Nella notte è stata rilasciata la release 2.2 : la sto scaricando, speriamo che abbian risolto un po' di problemi  :Wink: 

ah, ho aggiornato il primo post, grazie per le segnalazioni circa gli ebuild di LG ormai orfani  :Smile: 

----------

## Raffo

creare un ebuild di lg3d è una cosa stupida, ma talmente stupida che penso di poterlo fare anche io... tra mare, amici, ragazze, un bel pezzo di forum da moderare (non questo ovviamente) mi rimane libera solo la mattina... domani se riesco ci smanetto un po'  :Wink: 

----------

## thewally

 *Raffo wrote:*   

> creare un ebuild di lg3d è una cosa stupida, ma talmente stupida che penso di poterlo fare anche io... tra mare, amici, ragazze, un bel pezzo di forum da moderare (non questo ovviamente) mi rimane libera solo la mattina... domani se riesco ci smanetto un po' 

 

Crea qualcosa che funga e saro' il primo ad installarlo  :Very Happy: 

Ho giusto una GeForce che aspetta  :Wink: 

----------

## Raffo

 *thewally wrote:*   

> 
> 
> Crea qualcosa che funga e saro' il primo ad installarlo 
> 
> Ho giusto una GeForce che aspetta 

 

ho dato uno sguardo a cosa potrebbe servire per scrivere l'ebuild e dovrei fare anche un ebuild per java3d visto che in portage è fermo alla 1.3.2 (e lg3d ha come dipendenza l'1.4.0)... mi serve del tempo...

----------

## codadilupo

ho scaricato la 2.2 passa anche lei all'init 6 !

Coda

----------

## Inventore1

provo anche io l'ultima versione vediamo come funzica.. (se funzica  :Laughing:  )

----------

## .:deadhead:.

Qualcosa migliora: adesso arriva al menù in cui mi chiede cosa voglio fare [LG3d dentro una finestra in Fluxbox, LG3d a tuttoschermo, solo Fluxbox e riavviare] e che scheda ho [nVidia, ATI].

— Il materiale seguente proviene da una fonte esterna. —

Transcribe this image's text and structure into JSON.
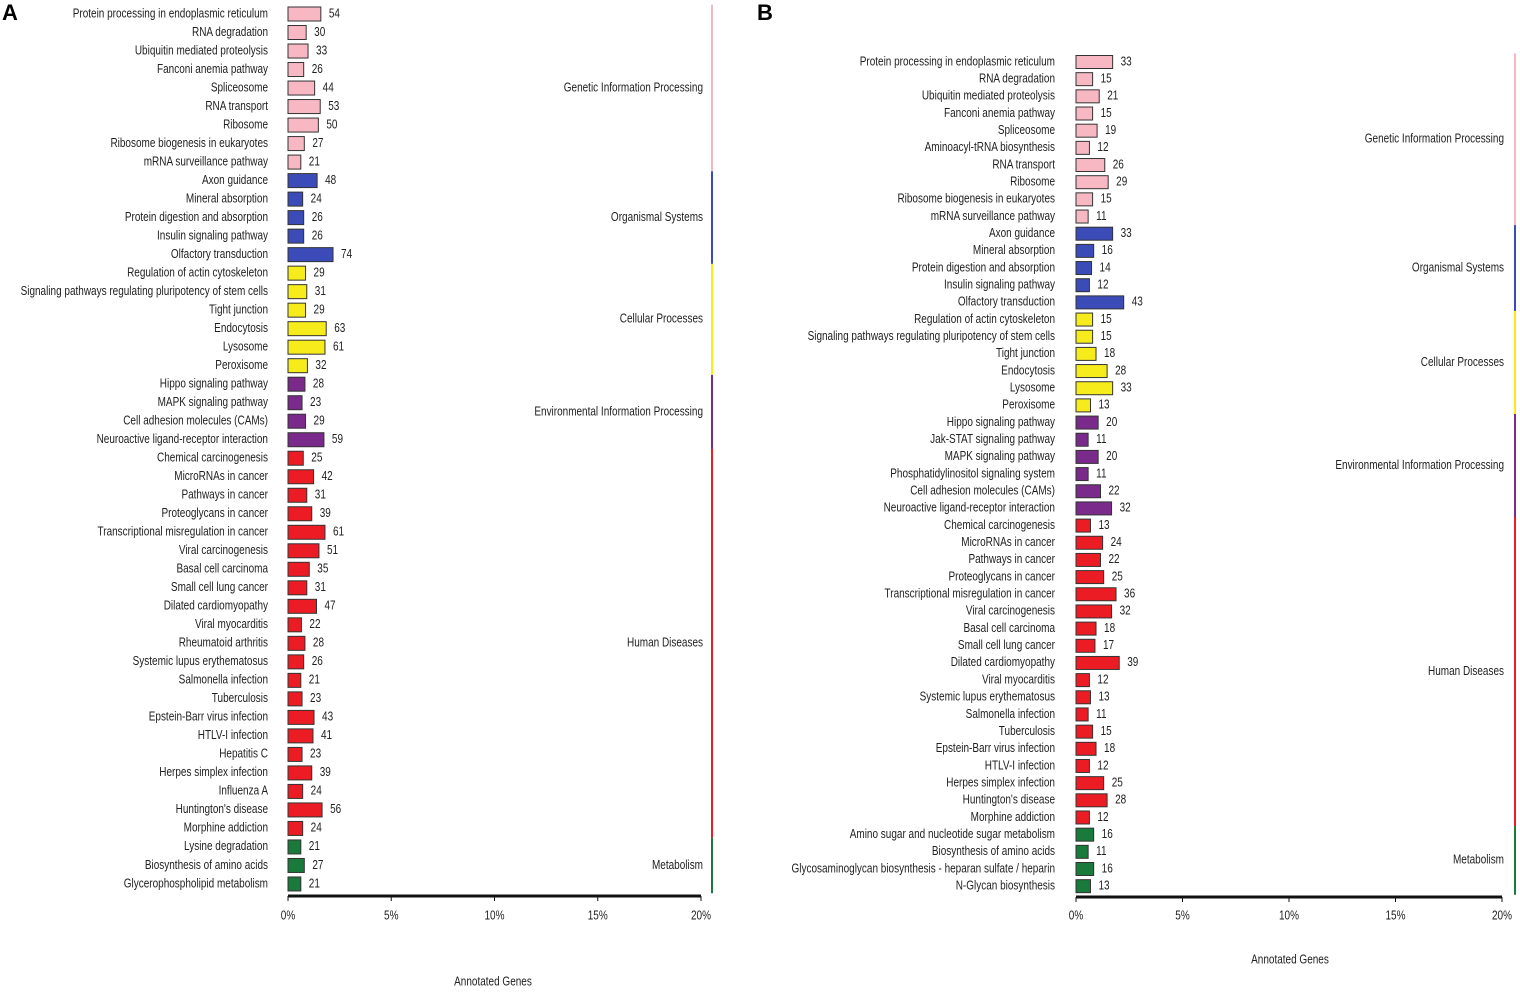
{
  "chart_data": [
    {
      "type": "bar",
      "panel": "A",
      "xlabel": "Annotated Genes",
      "xlim": [
        0,
        20
      ],
      "xticks": [
        {
          "value": 0,
          "label": "0%"
        },
        {
          "value": 5,
          "label": "5%"
        },
        {
          "value": 10,
          "label": "10%"
        },
        {
          "value": 15,
          "label": "15%"
        },
        {
          "value": 20,
          "label": "20%"
        }
      ],
      "series": [
        {
          "name": "Genetic Information Processing",
          "color": "#f7b8c4",
          "categories": [
            "Protein processing in endoplasmic reticulum",
            "RNA degradation",
            "Ubiquitin mediated proteolysis",
            "Fanconi anemia pathway",
            "Spliceosome",
            "RNA transport",
            "Ribosome",
            "Ribosome biogenesis in eukaryotes",
            "mRNA surveillance pathway"
          ],
          "values": [
            1.59,
            0.88,
            0.97,
            0.76,
            1.29,
            1.56,
            1.47,
            0.79,
            0.62
          ],
          "counts": [
            54,
            30,
            33,
            26,
            44,
            53,
            50,
            27,
            21
          ]
        },
        {
          "name": "Organismal Systems",
          "color": "#3b4cb8",
          "categories": [
            "Axon guidance",
            "Mineral absorption",
            "Protein digestion and absorption",
            "Insulin signaling pathway",
            "Olfactory transduction"
          ],
          "values": [
            1.41,
            0.71,
            0.76,
            0.76,
            2.18
          ],
          "counts": [
            48,
            24,
            26,
            26,
            74
          ]
        },
        {
          "name": "Cellular Processes",
          "color": "#f7ec1b",
          "categories": [
            "Regulation of actin cytoskeleton",
            "Signaling pathways regulating pluripotency of stem cells",
            "Tight junction",
            "Endocytosis",
            "Lysosome",
            "Peroxisome"
          ],
          "values": [
            0.85,
            0.91,
            0.85,
            1.85,
            1.79,
            0.94
          ],
          "counts": [
            29,
            31,
            29,
            63,
            61,
            32
          ]
        },
        {
          "name": "Environmental Information Processing",
          "color": "#7a2a8a",
          "categories": [
            "Hippo signaling pathway",
            "MAPK signaling pathway",
            "Cell adhesion molecules (CAMs)",
            "Neuroactive ligand-receptor interaction"
          ],
          "values": [
            0.82,
            0.68,
            0.85,
            1.74
          ],
          "counts": [
            28,
            23,
            29,
            59
          ]
        },
        {
          "name": "Human Diseases",
          "color": "#ec1c24",
          "categories": [
            "Chemical carcinogenesis",
            "MicroRNAs in cancer",
            "Pathways in cancer",
            "Proteoglycans in cancer",
            "Transcriptional misregulation in cancer",
            "Viral carcinogenesis",
            "Basal cell carcinoma",
            "Small cell lung cancer",
            "Dilated cardiomyopathy",
            "Viral myocarditis",
            "Rheumatoid arthritis",
            "Systemic lupus erythematosus",
            "Salmonella infection",
            "Tuberculosis",
            "Epstein-Barr virus infection",
            "HTLV-I infection",
            "Hepatitis C",
            "Herpes simplex infection",
            "Influenza A",
            "Huntington's disease",
            "Morphine addiction"
          ],
          "values": [
            0.74,
            1.24,
            0.91,
            1.15,
            1.79,
            1.5,
            1.03,
            0.91,
            1.38,
            0.65,
            0.82,
            0.76,
            0.62,
            0.68,
            1.26,
            1.21,
            0.68,
            1.15,
            0.71,
            1.65,
            0.71
          ],
          "counts": [
            25,
            42,
            31,
            39,
            61,
            51,
            35,
            31,
            47,
            22,
            28,
            26,
            21,
            23,
            43,
            41,
            23,
            39,
            24,
            56,
            24
          ]
        },
        {
          "name": "Metabolism",
          "color": "#1a7a3c",
          "categories": [
            "Lysine degradation",
            "Biosynthesis of amino acids",
            "Glycerophospholipid metabolism"
          ],
          "values": [
            0.62,
            0.79,
            0.62
          ],
          "counts": [
            21,
            27,
            21
          ]
        }
      ]
    },
    {
      "type": "bar",
      "panel": "B",
      "xlabel": "Annotated Genes",
      "xlim": [
        0,
        20
      ],
      "xticks": [
        {
          "value": 0,
          "label": "0%"
        },
        {
          "value": 5,
          "label": "5%"
        },
        {
          "value": 10,
          "label": "10%"
        },
        {
          "value": 15,
          "label": "15%"
        },
        {
          "value": 20,
          "label": "20%"
        }
      ],
      "series": [
        {
          "name": "Genetic Information Processing",
          "color": "#f7b8c4",
          "categories": [
            "Protein processing in endoplasmic reticulum",
            "RNA degradation",
            "Ubiquitin mediated proteolysis",
            "Fanconi anemia pathway",
            "Spliceosome",
            "Aminoacyl-tRNA biosynthesis",
            "RNA transport",
            "Ribosome",
            "Ribosome biogenesis in eukaryotes",
            "mRNA surveillance pathway"
          ],
          "values": [
            1.72,
            0.78,
            1.09,
            0.78,
            0.99,
            0.63,
            1.35,
            1.51,
            0.78,
            0.57
          ],
          "counts": [
            33,
            15,
            21,
            15,
            19,
            12,
            26,
            29,
            15,
            11
          ]
        },
        {
          "name": "Organismal Systems",
          "color": "#3b4cb8",
          "categories": [
            "Axon guidance",
            "Mineral absorption",
            "Protein digestion and absorption",
            "Insulin signaling pathway",
            "Olfactory transduction"
          ],
          "values": [
            1.72,
            0.83,
            0.73,
            0.63,
            2.24
          ],
          "counts": [
            33,
            16,
            14,
            12,
            43
          ]
        },
        {
          "name": "Cellular Processes",
          "color": "#f7ec1b",
          "categories": [
            "Regulation of actin cytoskeleton",
            "Signaling pathways regulating pluripotency of stem cells",
            "Tight junction",
            "Endocytosis",
            "Lysosome",
            "Peroxisome"
          ],
          "values": [
            0.78,
            0.78,
            0.94,
            1.46,
            1.72,
            0.68
          ],
          "counts": [
            15,
            15,
            18,
            28,
            33,
            13
          ]
        },
        {
          "name": "Environmental Information Processing",
          "color": "#7a2a8a",
          "categories": [
            "Hippo signaling pathway",
            "Jak-STAT signaling pathway",
            "MAPK signaling pathway",
            "Phosphatidylinositol signaling system",
            "Cell adhesion molecules (CAMs)",
            "Neuroactive ligand-receptor interaction"
          ],
          "values": [
            1.04,
            0.57,
            1.04,
            0.57,
            1.15,
            1.67
          ],
          "counts": [
            20,
            11,
            20,
            11,
            22,
            32
          ]
        },
        {
          "name": "Human Diseases",
          "color": "#ec1c24",
          "categories": [
            "Chemical carcinogenesis",
            "MicroRNAs in cancer",
            "Pathways in cancer",
            "Proteoglycans in cancer",
            "Transcriptional misregulation in cancer",
            "Viral carcinogenesis",
            "Basal cell carcinoma",
            "Small cell lung cancer",
            "Dilated cardiomyopathy",
            "Viral myocarditis",
            "Systemic lupus erythematosus",
            "Salmonella infection",
            "Tuberculosis",
            "Epstein-Barr virus infection",
            "HTLV-I infection",
            "Herpes simplex infection",
            "Huntington's disease",
            "Morphine addiction"
          ],
          "values": [
            0.68,
            1.25,
            1.15,
            1.3,
            1.88,
            1.67,
            0.94,
            0.89,
            2.03,
            0.63,
            0.68,
            0.57,
            0.78,
            0.94,
            0.63,
            1.3,
            1.46,
            0.63
          ],
          "counts": [
            13,
            24,
            22,
            25,
            36,
            32,
            18,
            17,
            39,
            12,
            13,
            11,
            15,
            18,
            12,
            25,
            28,
            12
          ]
        },
        {
          "name": "Metabolism",
          "color": "#1a7a3c",
          "categories": [
            "Amino sugar and nucleotide sugar metabolism",
            "Biosynthesis of amino acids",
            "Glycosaminoglycan biosynthesis - heparan sulfate / heparin",
            "N-Glycan biosynthesis"
          ],
          "values": [
            0.83,
            0.57,
            0.83,
            0.68
          ],
          "counts": [
            16,
            11,
            16,
            13
          ]
        }
      ]
    }
  ]
}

Il problema è che LG sono riuscito a vederlo solo con con un portatile senza scheda video accelerata  :Crying or Very sad: 

Con radeon 9200 crea il modulo e si schianta perchè non trova lo schermo

Con nVidia su portatile va diretto all'init6

Con nVidia su fisso, usando driver nn accelerati, si schianta sempre perchè non trova lo schermo...

nzomma it's a loong way, se la 2.1 soffriva già all'avvio adesso il problema sembra esser xorg ed i moduli per il 3d.

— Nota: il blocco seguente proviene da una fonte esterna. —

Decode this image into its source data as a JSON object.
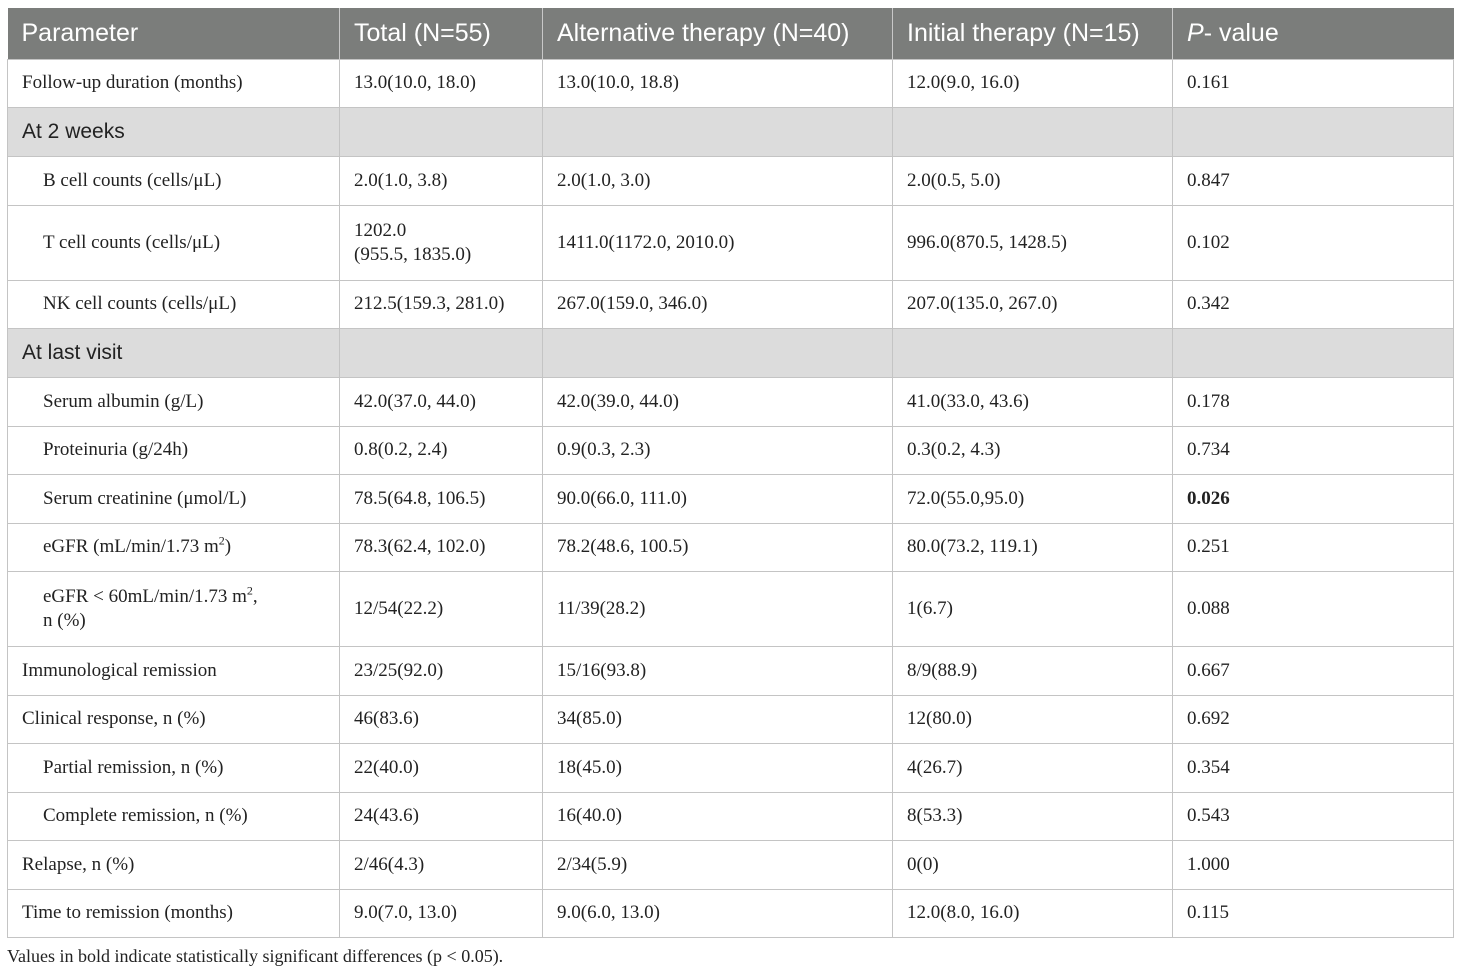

Sul sito del progetto suggeriscono cmq di far partire lg3d da fluxbox se si ha ati e a tutto schermo se si ha nvidia

Spero presto di poter fare il gallo con gli amici, visto anche l'uscita in sti gg della beta 1 di finestra con vista  :Wink: 

----------

## CarloJekko

hma... caricando tutto il file/system all-interno della memoria ram, anche con una geforce 256 MB di ram ed un pIV 2.4 il tutto v' abbastanza lento.... Forse ci vorra *scusate ma la tastiera non si configura, qualcosa di ancora piu veloce... 

gli effetti sono incredibilmente belli, gli sfondi ancora di piu, chissa che non sia il futuro del desktop...

----------

## gutter

Moved from Italian to Off Topic.

----------